I have never been more taken with a man than I was with Arnold Bennett. There was great kindness there, enormous good will, enormous charm and common sense. There was also something very touching—a fatigue in his eyes, a sense that, successful though he was, he was still aware of not having the upper hand in life. I was to see a lot of Bennett during the rest of my stay. I soon went to Cadogan Square to lunch, and met Miss Cheston. She was strikingly handsome, but I got from her the sense, which I often get from actresses, that she felt herself the center of interest. She talked all the time; Bennett, whom I had come to see and hear, said very little. She talked mainly about a play in which she had appeared that fall (Bennett had financed it), about the difficulties of it, in rehearsal and in production, and how she had, by will, determination, and natural skill, brought it off. In summation, she said, "I got the notices." In a tired echo, I heard Bennett repeat, "Yes, she got the notices." To this day, when I think of Arnold Bennett, I hear that tired echo: "Yes, she got the notices."

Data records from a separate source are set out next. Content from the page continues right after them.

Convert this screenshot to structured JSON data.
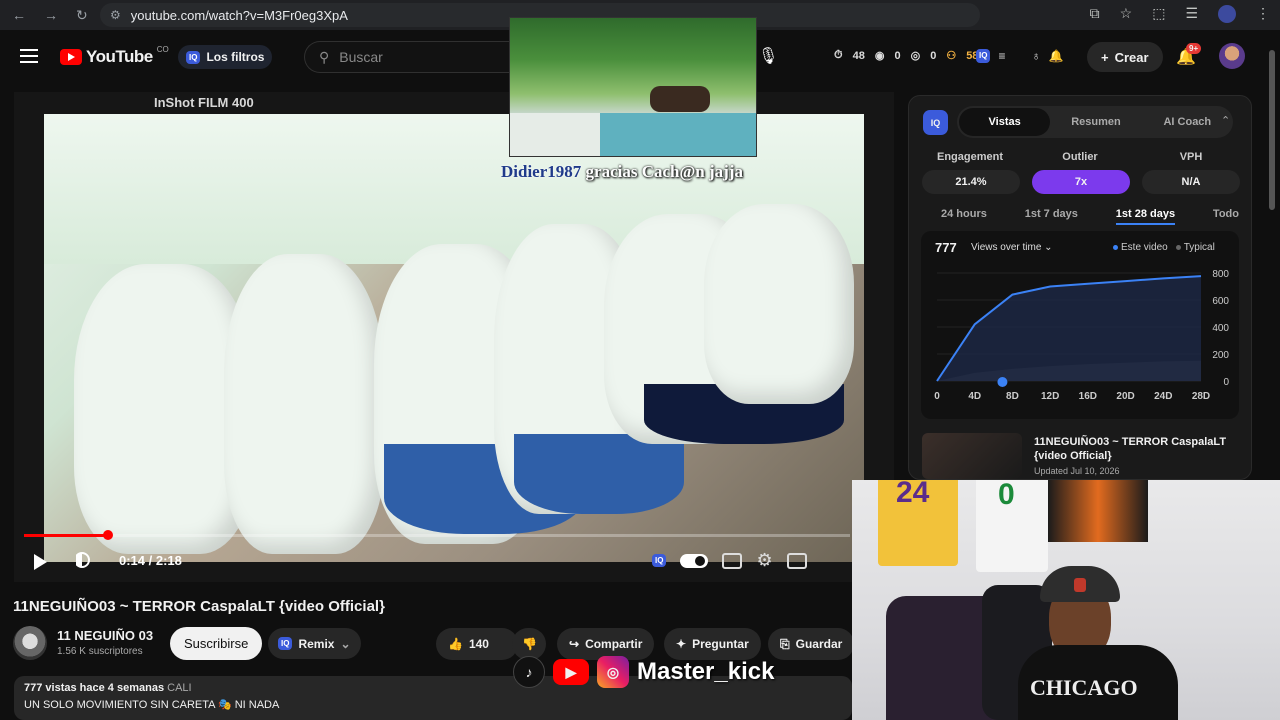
{
  "browser": {
    "url": "youtube.com/watch?v=M3Fr0eg3XpA"
  },
  "header": {
    "logo_text": "YouTube",
    "country": "CO",
    "filters_label": "Los filtros",
    "search_placeholder": "Buscar",
    "stats": {
      "views": "48",
      "eye1": "0",
      "eye2": "0",
      "people": "580"
    },
    "create_label": "Crear",
    "notifications": "9+"
  },
  "player": {
    "film_label": "InShot FILM 400",
    "time": "0:14 / 2:18",
    "progress_fraction": 0.1
  },
  "overlay": {
    "chat_user": "Didier1987",
    "chat_message": "gracias Cach@n jajja",
    "social_handle": "Master_kick"
  },
  "video": {
    "title": "11NEGUIÑO03 ~ TERROR CaspalaLT {video Official}",
    "channel_name": "11 NEGUIÑO 03",
    "subscribers": "1.56 K suscriptores",
    "subscribe_label": "Suscribirse",
    "remix_label": "Remix",
    "likes": "140",
    "share_label": "Compartir",
    "ask_label": "Preguntar",
    "save_label": "Guardar",
    "desc_views": "777 vistas",
    "desc_age": "hace 4 semanas",
    "desc_location": "CALI",
    "desc_line2": "UN SOLO MOVIMIENTO SIN CARETA 🎭 NI NADA"
  },
  "panel": {
    "tabs": [
      "Vistas",
      "Resumen",
      "AI Coach"
    ],
    "metrics": [
      {
        "label": "Engagement",
        "value": "21.4%"
      },
      {
        "label": "Outlier",
        "value": "7x"
      },
      {
        "label": "VPH",
        "value": "N/A"
      }
    ],
    "ranges": [
      "24 hours",
      "1st 7 days",
      "1st 28 days",
      "Todo"
    ],
    "chart_total": "777",
    "chart_select": "Views over time",
    "legend_this": "Este video",
    "legend_typical": "Typical",
    "related_title": "11NEGUIÑO03 ~ TERROR CaspalaLT {video Official}",
    "related_date": "Updated Jul 10, 2026"
  },
  "webcam": {
    "jersey1": "24",
    "jersey2": "0",
    "shirt_text": "CHICAGO"
  },
  "colors": {
    "accent_blue": "#3b82f6",
    "outlier_purple": "#7c3aed",
    "youtube_red": "#ff0000"
  },
  "chart_data": {
    "type": "line",
    "x": [
      "0",
      "4D",
      "8D",
      "12D",
      "16D",
      "20D",
      "24D",
      "28D"
    ],
    "ylim": [
      0,
      800
    ],
    "yticks": [
      0,
      200,
      400,
      600,
      800
    ],
    "series": [
      {
        "name": "Este video",
        "values": [
          0,
          420,
          640,
          700,
          720,
          740,
          760,
          777
        ]
      },
      {
        "name": "Typical",
        "values": [
          0,
          60,
          90,
          110,
          125,
          135,
          145,
          150
        ]
      }
    ]
  }
}
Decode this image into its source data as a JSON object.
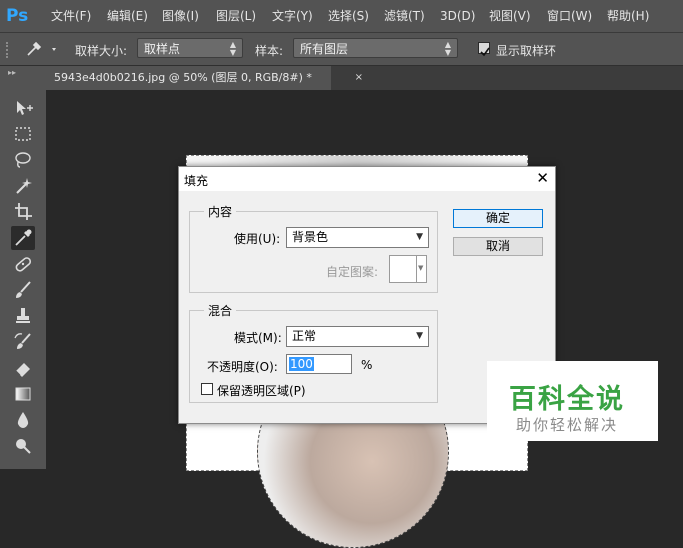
{
  "app": {
    "logo": "Ps"
  },
  "menu": [
    {
      "id": "file",
      "label": "文件(F)"
    },
    {
      "id": "edit",
      "label": "编辑(E)"
    },
    {
      "id": "image",
      "label": "图像(I)"
    },
    {
      "id": "layer",
      "label": "图层(L)"
    },
    {
      "id": "type",
      "label": "文字(Y)"
    },
    {
      "id": "select",
      "label": "选择(S)"
    },
    {
      "id": "filter",
      "label": "滤镜(T)"
    },
    {
      "id": "3d",
      "label": "3D(D)"
    },
    {
      "id": "view",
      "label": "视图(V)"
    },
    {
      "id": "window",
      "label": "窗口(W)"
    },
    {
      "id": "help",
      "label": "帮助(H)"
    }
  ],
  "options": {
    "sample_size_label": "取样大小:",
    "sample_size_value": "取样点",
    "sample_label": "样本:",
    "sample_value": "所有图层",
    "show_ring_label": "显示取样环",
    "show_ring_checked": true
  },
  "document_tab": {
    "title": "5943e4d0b0216.jpg @ 50% (图层 0, RGB/8#) *",
    "close": "×"
  },
  "toolbar": {
    "head": "▸▸",
    "tools": [
      {
        "id": "move",
        "icon": "move-icon"
      },
      {
        "id": "marquee",
        "icon": "rect-marquee-icon"
      },
      {
        "id": "lasso",
        "icon": "lasso-icon"
      },
      {
        "id": "magic-wand",
        "icon": "magic-wand-icon"
      },
      {
        "id": "crop",
        "icon": "crop-icon"
      },
      {
        "id": "eyedropper",
        "icon": "eyedropper-icon",
        "active": true
      },
      {
        "id": "healing",
        "icon": "healing-brush-icon"
      },
      {
        "id": "brush",
        "icon": "brush-icon"
      },
      {
        "id": "stamp",
        "icon": "clone-stamp-icon"
      },
      {
        "id": "history-brush",
        "icon": "history-brush-icon"
      },
      {
        "id": "eraser",
        "icon": "eraser-icon"
      },
      {
        "id": "gradient",
        "icon": "gradient-icon"
      },
      {
        "id": "blur",
        "icon": "blur-icon"
      },
      {
        "id": "dodge",
        "icon": "dodge-icon"
      }
    ]
  },
  "dialog": {
    "title": "填充",
    "close": "✕",
    "contents": {
      "legend": "内容",
      "use_label": "使用(U):",
      "use_value": "背景色",
      "pattern_label": "自定图案:"
    },
    "blending": {
      "legend": "混合",
      "mode_label": "模式(M):",
      "mode_value": "正常",
      "opacity_label": "不透明度(O):",
      "opacity_value": "100",
      "opacity_unit": "%",
      "preserve_label": "保留透明区域(P)",
      "preserve_checked": false
    },
    "ok_label": "确定",
    "cancel_label": "取消"
  },
  "watermark": {
    "title": "百科全说",
    "subtitle": "助你轻松解决"
  },
  "colors": {
    "ps_blue": "#31a8ff",
    "watermark_green": "#3aa344",
    "dialog_default_border": "#0078d7"
  }
}
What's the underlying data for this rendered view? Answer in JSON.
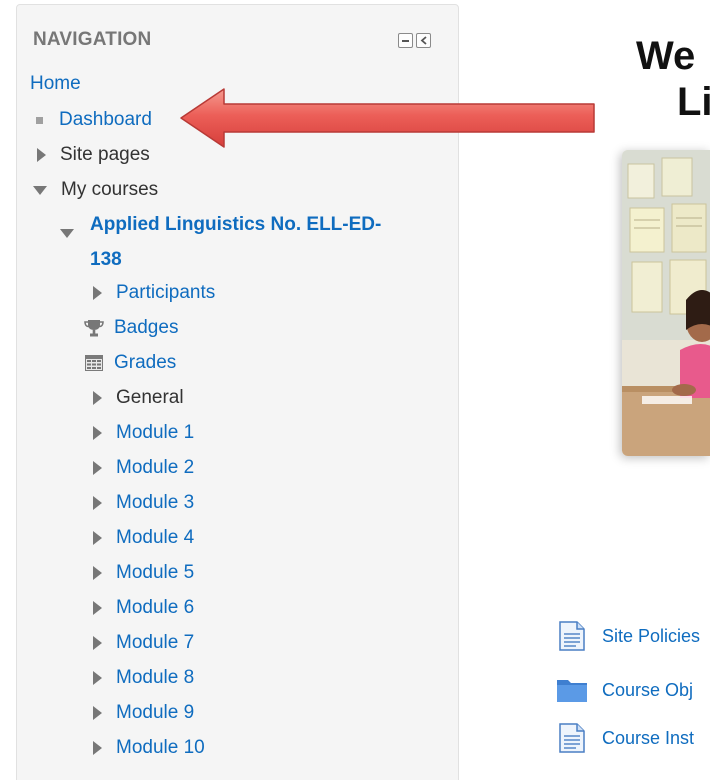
{
  "navigation": {
    "header": "NAVIGATION",
    "home": "Home",
    "dashboard": "Dashboard",
    "site_pages": "Site pages",
    "my_courses": "My courses",
    "course": {
      "title_line1": "Applied Linguistics No. ELL-ED-",
      "title_line2": "138",
      "participants": "Participants",
      "badges": "Badges",
      "grades": "Grades",
      "general": "General",
      "modules": [
        "Module 1",
        "Module 2",
        "Module 3",
        "Module 4",
        "Module 5",
        "Module 6",
        "Module 7",
        "Module 8",
        "Module 9",
        "Module 10"
      ]
    }
  },
  "main": {
    "heading_line1": "We",
    "heading_line2": "Li",
    "resources": [
      {
        "label": "Site Policies",
        "icon": "document-icon"
      },
      {
        "label": "Course Obj",
        "icon": "folder-icon"
      },
      {
        "label": "Course Inst",
        "icon": "document-icon"
      }
    ]
  },
  "colors": {
    "link": "#0f6cbf",
    "arrow": "#e8504e"
  }
}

One thing that impressed me on this visit to London was the difference between New York and London in what you might call the cultural and social position of the theatre. During the run of "The Second Man," it seemed to me that the actors' dressing rooms were, after each performance, lively and entertaining social centers, where you could meet the most brilliant figures in London society. The actors were casual and accustomed hosts. Of course, Noël was rapidly becoming something of a social star himself. He rose on one occasion to the defense of Sibyl Colefax, accused of being a lion-hunter. "I think it's quite marvellous that Sibyl fills her house with artists instead of stuffing it with dull dukes and duchesses," he said. Nevertheless, there were more of the latter stuffing Noël's dressing room than of the former. The actors themselves "belonged." Zena Dare, who played Lynn's part in the play, was the daughter-in-law of Viscount Esher. Harold Laski had told me about him. Esher, he said, was a man of very great ability, and had probably been closer than anyone else, as friend and adviser, to King Edward VII. Raymond Massey was the younger brother of Vincent Massey, who later became Governor General of Canada. Ursula Jeans was very pretty and charming, and didn't need relatives, though she probably had some. I invited Harold Laski to the play one night, and looked for him in the lobby in the intermission. He was talking to two tall and assured men in white tie; he presented me to one lord and the other. I didn't catch their names. They continued their conversation. Finally, Laski, probably feeling that I was being unduly left out, said to his friends, "Mr. Behrman wrote the play you are watching." One of them looked down at me from his great height and said, in the friendliest voice, "I don't believe it." I recovered from this blow sufficiently to go back to see Noël after the performance. In fact, I repeated the incident to Noël and his friends. Noël said, "Lord Whoever's skepticism is quite justified. I have a letter from a Miss Burroughs telling me that she knows perfectly well that I wrote the play mistakenly attributed to you. Quite ingenious." He picked up the letter and read from it. "'I think you did well not to put your name on it. After the reception of your last two plays, you didn't want to risk another under your own name.'" He put the letter back. "I quite agree with her, don't you? It was clever of me."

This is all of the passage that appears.